【4/3】支援物資ドタバタ顛末記

仙台市には、市内の公立学校のPTAの連合体として市P(仙台市PTA協議会)という団体がある。3月22日、そこから全PTA会長あてに「市内でも震災被害がひどい(=沿岸部の)学校の生徒・児童むけに、文具・衣類・ランドセルなどの支援物資を送りたいので、学校で呼びかけ&回収よろしく。集まったらとりにゆきます」という手紙が来た。ぼくのところにも、来た。普段は、いろいろな経緯があって敬して遠ざけている市Pだが、ぼくも31日で無事にお役目御免予定だし、内容的にも異議のないところだし、さっそく連絡網で全保護者にまわし、24日の終業式・卒業式の日に回収することにした。
そうしたら!!
毎年やってるPTAバザーにはさっぱり物資が集まらんのに、今回は来るわ来るわ……低学年の子供が、衣類が入ったデカい袋を引きずるように抱えてくる。たくさんの子供が、色鉛筆や筆箱を、そっと出してくれる。卒業生が、自分のランドセルを「どうぞ」として差し出してくれる。まことありがたいものである。
おまけに、ある保護者さんが知合いに頼んで大学生ボラを組織し、仕分けをしてくださることになった。そんなわけで、29日に仕分けをし、わが娘の小学校PTAでは、段ボールで数十箱分の支援物資が出来上がった。あとは市Pが回収に来るのを待つばかりである。
ところが!!
29日の夕方、また市Pから手紙が届いた。開けると、なんと200項目弱にわたる詳細な支援物資仕分けリストが入っている。しかし、前回の手紙では、仕分けリストなんてなかったはずだ。うちでは「さすがに仕分けないと、大変だよね」というPTA役員さんの発意で、仕分けを独自におこなったのである。
どうも手紙の文面から推測するに、市Pでは

  • 最初は、善意から「とりあえず呼びかけてみよう」という話だった。
  • たぶん仕分けは事務局でやるつもりだった。
  • ところが、呼びかけの手紙を出したら、反響が大きかった。
  • 支援物資が膨大に集まりそうな雲行きとなった。
  • 仕分け作業がすさまじいことになることが予想された。
  • あわてて仕分けリストを作成して各PТAに送付した。

という事態だったようだ。
しかし!!
おさまらないのは、うちの役員さんたちである。せっかく大学生ボラさんたちの協力をえて仕分け&梱包したというのに、もう一度仕分けなおせというのか? そんな人的リソースがどこにあるんだ?
そんなこんなで、うちでは、送られてきたリストを(み)なかったことにした。そして、これをもって、3年間のわがPTA会長人生も一丁上がりとなったわけである。

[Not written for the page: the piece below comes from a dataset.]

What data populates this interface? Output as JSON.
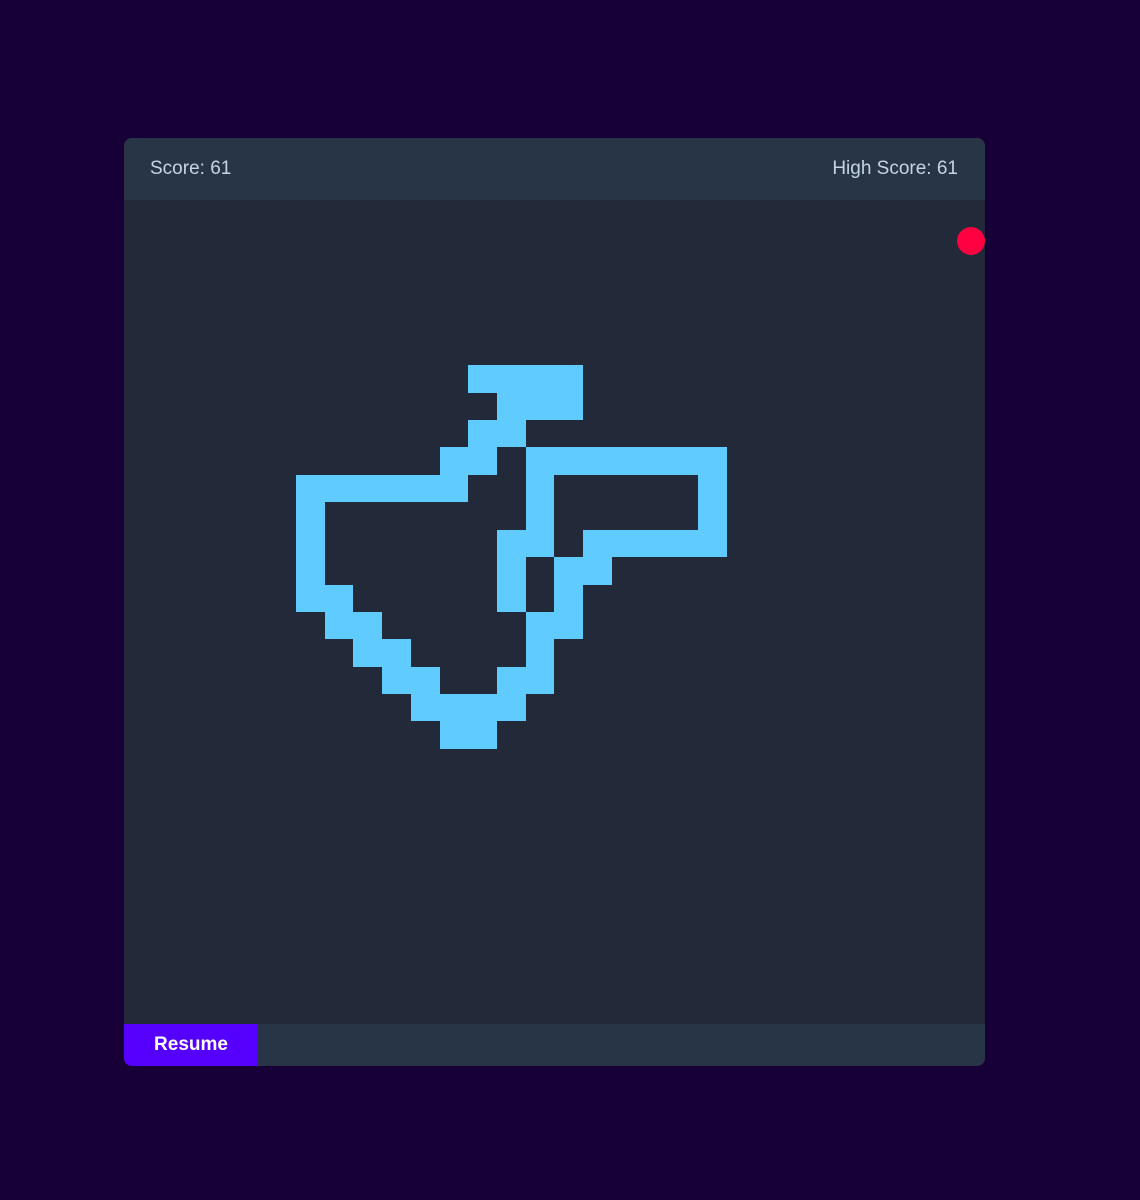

市Pは、専従職員を抱えた、かなりデカい組織である。そんな組織にしてからが、現物の支援物資を送ることは、かくも難しい。ぼくも、現物の物資支援は必要だと思う。しかし「とりあえず」とか「善意」だけでは、カネならいざしらず、モノは動かない。事前の十分な準備、とりわけ広義のロジの検討が十分でないと、ムダな作業がふえてドタバタするだけになりかねない。今回の顛末は、あらためてそんなことを教えてくれたのだった。